Un’eventuale risoluzione del problema sollevato dal documento, che nel frattempo ha raccolto centinaia di firme (Famiglia cristiana), potrà essere condotta solo dal Grande e Santo Concilio della Chiesa ortodossa, l’autorità suprema delle diverse Chiese autocefale sparse nel mondo. Infatti, la dichiarazione si esprime sulla giustificazione dell’aggressione armata russa in chiave propriamente teologica, articolandosi in sei parti ciascuna preceduta da una citazione neotestamentaria: è la Paola di Dio a indicare il modo con cui guardare il presente e i suoi drammi. Inoltre, ognuno di questi punti si conclude con una presa di posizione nei confronti della dottrina del “mondo russo” grazie a espressioni come «condanniamo come non ortodosso e rifiutiamo…», che ricordano gli anatemi conciliari.

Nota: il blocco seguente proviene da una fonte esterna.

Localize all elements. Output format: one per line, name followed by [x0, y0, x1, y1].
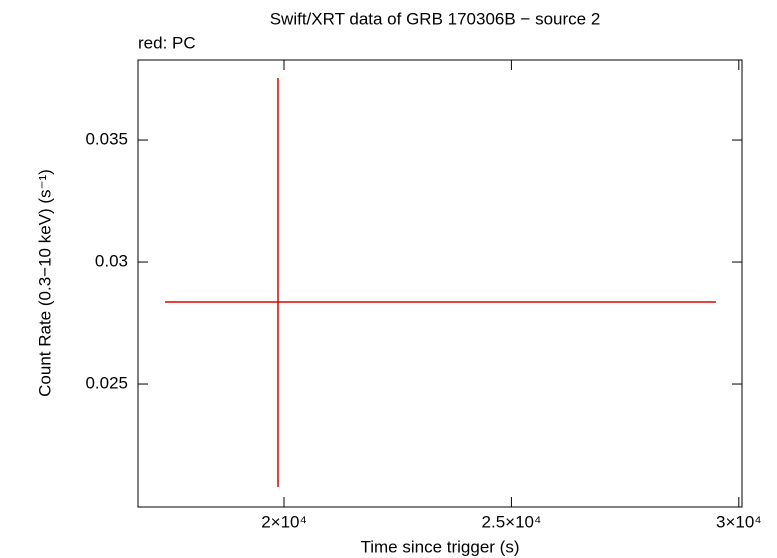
chart-subtitle: red: PC [138, 33, 196, 52]
y-tick-label: 0.03 [95, 252, 128, 271]
chart-title: Swift/XRT data of GRB 170306B − source 2 [270, 9, 601, 28]
y-tick-label: 0.035 [85, 130, 128, 149]
y-axis-label: Count Rate (0.3−10 keV) (s⁻¹) [35, 169, 54, 397]
x-tick-label: 3×10⁴ [716, 512, 762, 531]
x-tick-label: 2×10⁴ [261, 512, 307, 531]
x-axis-label: Time since trigger (s) [360, 537, 519, 556]
plot-frame [137, 59, 743, 508]
y-tick-label: 0.025 [85, 374, 128, 393]
x-tick-label: 2.5×10⁴ [482, 512, 542, 531]
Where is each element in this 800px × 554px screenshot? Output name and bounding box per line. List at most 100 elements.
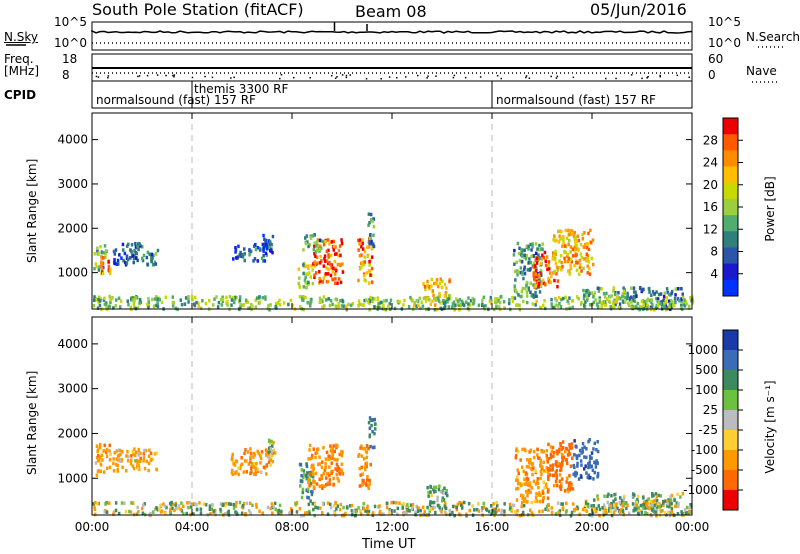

Nel testo emerge la preoccupazione che tale eresia, la quale da anni fornisce un fondamento religioso alle guerre volute dal presidente Putin, sia una minaccia di portata storica. Infatti, essa sottende che esista una civiltà russa transnazionale chiamata Santa Rus’, che include Russia, Ucraina e Bielorussia e le etnie russofone di tutto il mondo. Il suo centro politico sarebbe Mosca, il centro spirituale Kiev (da un punto di vista storico “madre di tutta la Rus’”), la lingua il russo, la Chiesa quella ortodossa russa e il patriarca quello di Mosca. Questo fondamentalismo che pretende di creare con la forza una comunione spirituale, morale e culturale è contro i principi della Chiesa ortodossa, del Vangelo, del Credo niceno-costantinopolitano, dei Concili ecumenici e dei Padri della Chiesa.

Ad esempio, nel punto intitolato con la citazione «Non c’è più giudeo né greco; non c’è più schiavo né libero; non c’è più uomo né donna, poiché tutti voi siete uno in Cristo Gesù» (Gal 3,28) è legato il rifiuto di «ogni dottrina che attribuisca istituzione o autorità divina, sacralità o purezza speciali a una qualsiasi singola identità locale, nazionale o etnica, o valuti qualsiasi cultura particolare come speciale o divinamente ordinata, sia essa greca, rumena, russa, ucraina o qualsiasi altra». Oppure, in quello che richiama l’esortazione «Andate dunque e imparate che cosa significhi: misericordia io voglio e non sacrificio. Infatti non sono venuto a chiamare i giusti, ma i peccatori» (Mt 9,13, cfr. Os 6,6 e Is 1, 11-7) emerge il rimprovero contro «coloro che pregano per la pace mentre mancano di fare attivamente la pace, sia per paura che per mancanza di fede».